Walkout keeps schools closed

Despite reported deal, Arizona teachers plan to stay off job

Teachers rally outside the Capitol, Friday, April 27, 2018, in Phoenix, on their second day of walkouts. Teachers in Arizona and Colorado walked out of their classes over low salaries keeping hundreds of thousands of students out of school. It's the latest in a series of strikes across the nation over low teacher pay. (AP Photo/Matt York)
Teachers rally outside the Capitol, Friday, April 27, 2018, in Phoenix, on their second day of walkouts. Teachers in Arizona and Colorado walked out of their classes over low salaries keeping hundreds of thousands of students out of school. It's the latest in a series of strikes across the nation over low teacher pay. (AP Photo/Matt York)
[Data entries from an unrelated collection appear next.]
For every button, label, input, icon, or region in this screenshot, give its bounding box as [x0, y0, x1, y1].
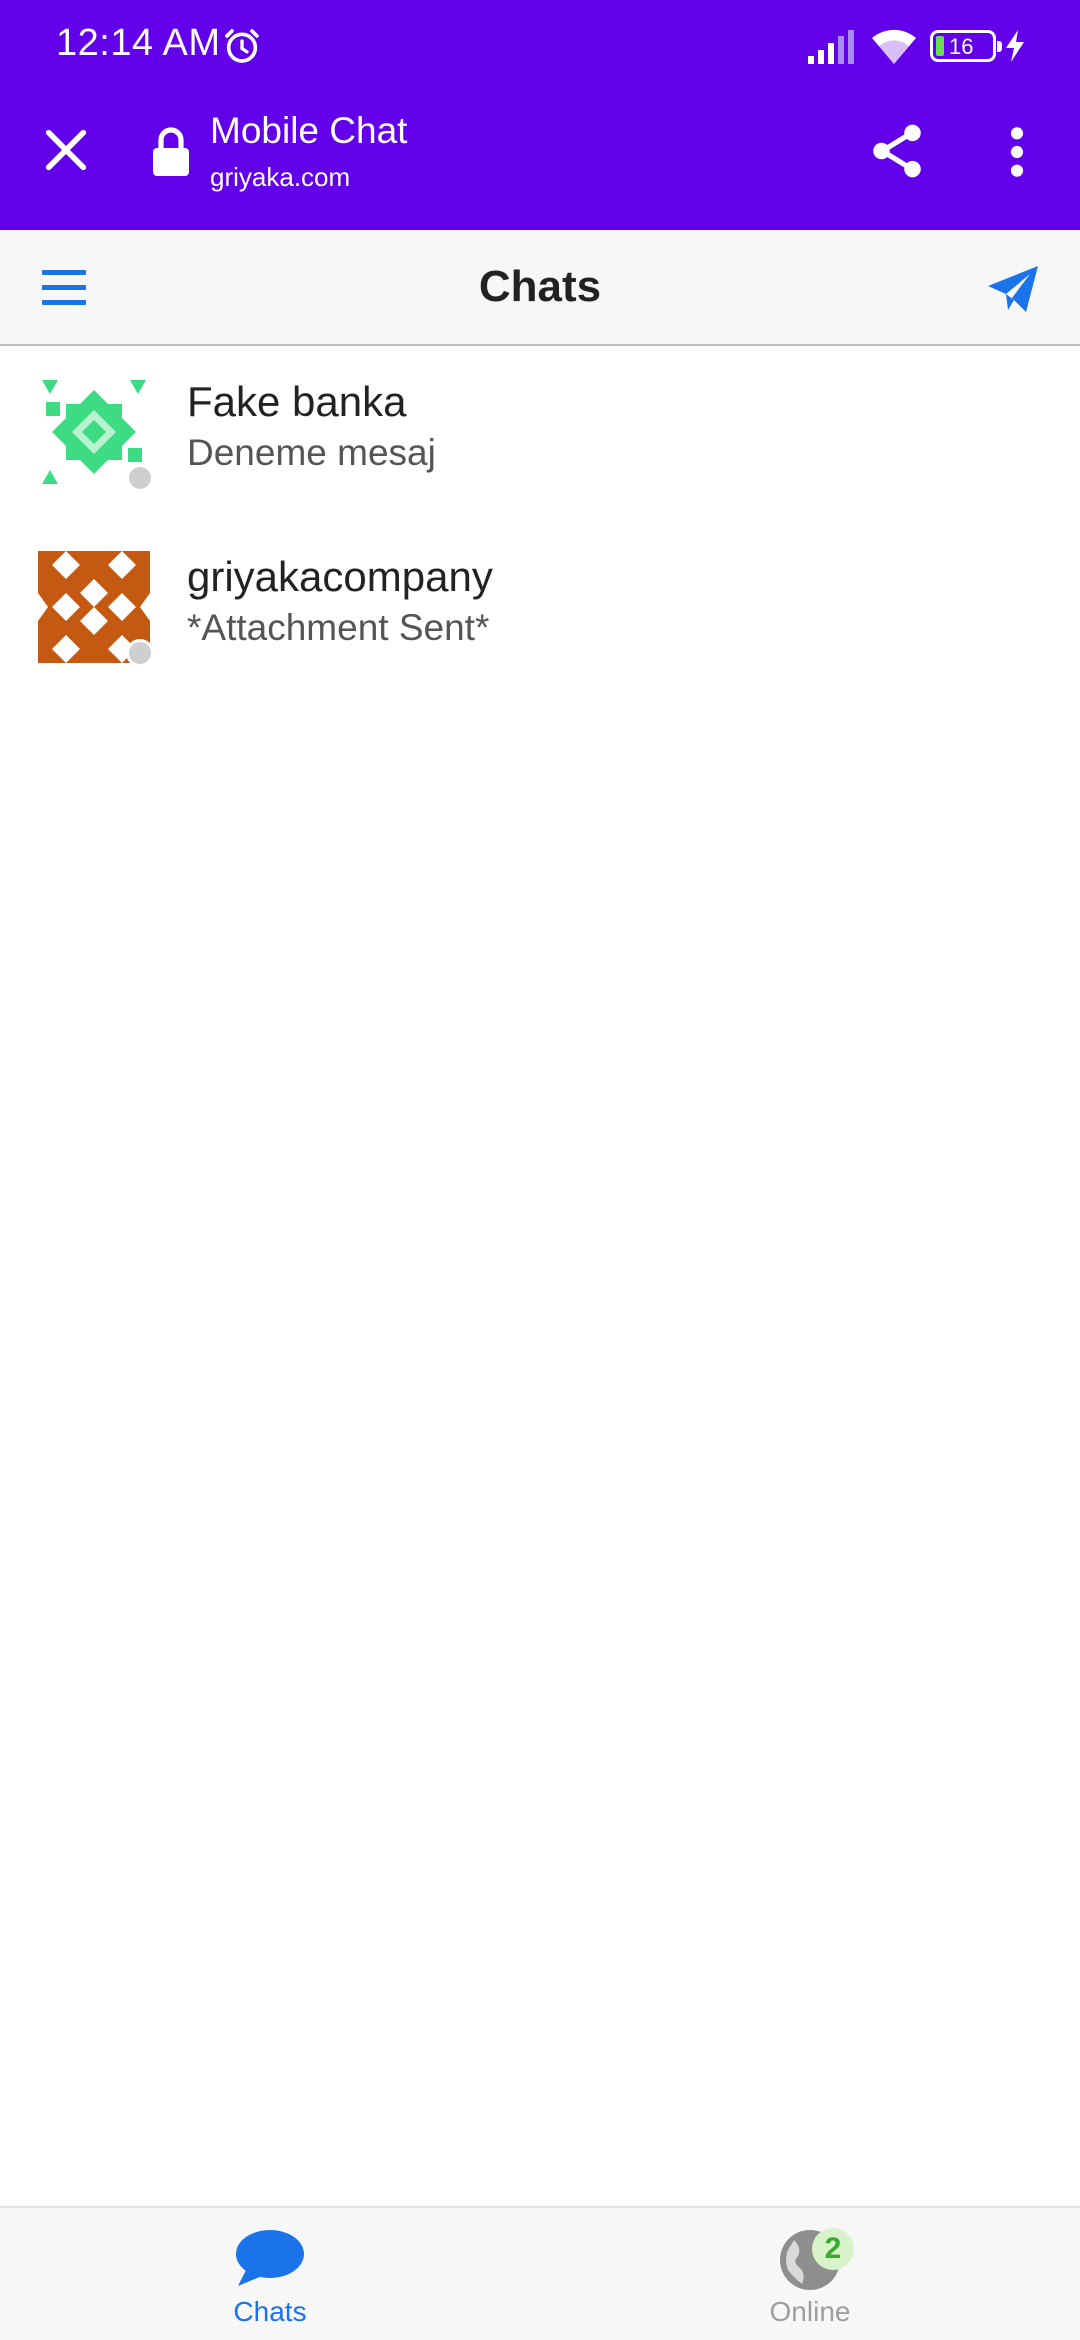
tab-chats-label: Chats [233, 2296, 307, 2327]
page-url[interactable]: griyaka.com [210, 162, 350, 193]
app-header: Chats [0, 230, 1080, 346]
chat-preview: Deneme mesaj [187, 432, 436, 473]
send-icon[interactable] [986, 264, 1040, 314]
alarm-icon [225, 29, 259, 63]
chat-list-item[interactable]: Fake banka Deneme mesaj [0, 348, 1080, 523]
presence-indicator [126, 464, 154, 492]
presence-indicator [126, 639, 154, 667]
share-icon[interactable] [866, 120, 928, 182]
status-time: 12:14 AM [56, 22, 221, 64]
lock-icon [153, 127, 189, 176]
battery-fill [936, 36, 944, 56]
more-vert-icon[interactable] [1000, 124, 1034, 180]
tab-online-label: Online [769, 2296, 851, 2327]
chat-name: griyakacompany [187, 553, 493, 600]
chat-preview: *Attachment Sent* [187, 607, 490, 648]
battery-level: 16 [949, 34, 974, 59]
tab-chats[interactable]: Chats [0, 2208, 540, 2340]
status-bar: 12:14 AM 16 [0, 0, 1080, 90]
close-icon[interactable] [40, 124, 92, 176]
online-count-badge: 2 [812, 2228, 854, 2270]
chat-list: Fake banka Deneme mesaj griyakacompany *… [0, 348, 1080, 698]
wifi-icon [872, 29, 916, 64]
chat-bubble-icon [236, 2230, 304, 2286]
charging-icon [1006, 30, 1024, 62]
page-title: Mobile Chat [210, 110, 408, 151]
header-title: Chats [478, 262, 602, 311]
chat-name: Fake banka [187, 378, 407, 425]
tab-online[interactable]: 2 Online [540, 2208, 1080, 2340]
signal-icon [808, 30, 854, 64]
bottom-nav: Chats 2 Online [0, 2206, 1080, 2340]
browser-toolbar: Mobile Chat griyaka.com [0, 90, 1080, 230]
battery-icon: 16 [930, 30, 1002, 62]
chat-list-item[interactable]: griyakacompany *Attachment Sent* [0, 523, 1080, 698]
PHOENIX -- The Arizona teachers' walkout over pay and education funding appeared to be headed into a second week as major school districts said schools will remain closed Monday.

The unprecedented statewide job action began Thursday and continued Friday, resulting in closures of schools that educate the vast majority of the state's 1.1 million public school students.

Recent teacher protests in Arizona and Colorado have followed similar job actions in West Virginia, Kentucky and Oklahoma.

Arizona districts whose websites on Saturday displayed notices saying schools will be closed include several in Phoenix and its suburbs and others in cities across the state, including Tucson, Flagstaff and Sierra Vista.

Republican Gov. Doug Ducey and GOP legislative leaders said Friday that they had reached a budget agreement to boost teacher pay by 20 percent by 2020.

"This plan benefits our children's education across the state, and we are working through the weekend to introduce a budget early next week and pass it shortly thereafter," Ducey said in the statement with Senate President Steve Yarbrough and Speaker J.D. Mesnard.

Leaders of teacher groups said Saturday that the announced agreement at this point is only a news release and that their other concerns remain unaddressed.

"We have no bill. We have no deal. The devil is in the details," Joe Thomas, Arizona Education Association president and Noah Karvelis, Arizona Educators United organizer, said in a joint statement.

Walkout organizers from the start haven't said how long it would last, and some parents knew of the possibility of demonstrations continuing.

Physician assistant Brooke Morrow, 37, was able to get time off from work Thursday and took her 9-year-old daughter to an indoor trampoline park in Phoenix. But things would get trickier if schools remained closed Monday, she said.

"My husband will have to find some flexibility. We'll use grandma. We'll use neighbors," Morrow said.

Information for this article was contributed by Terry Tang of The Associated Press.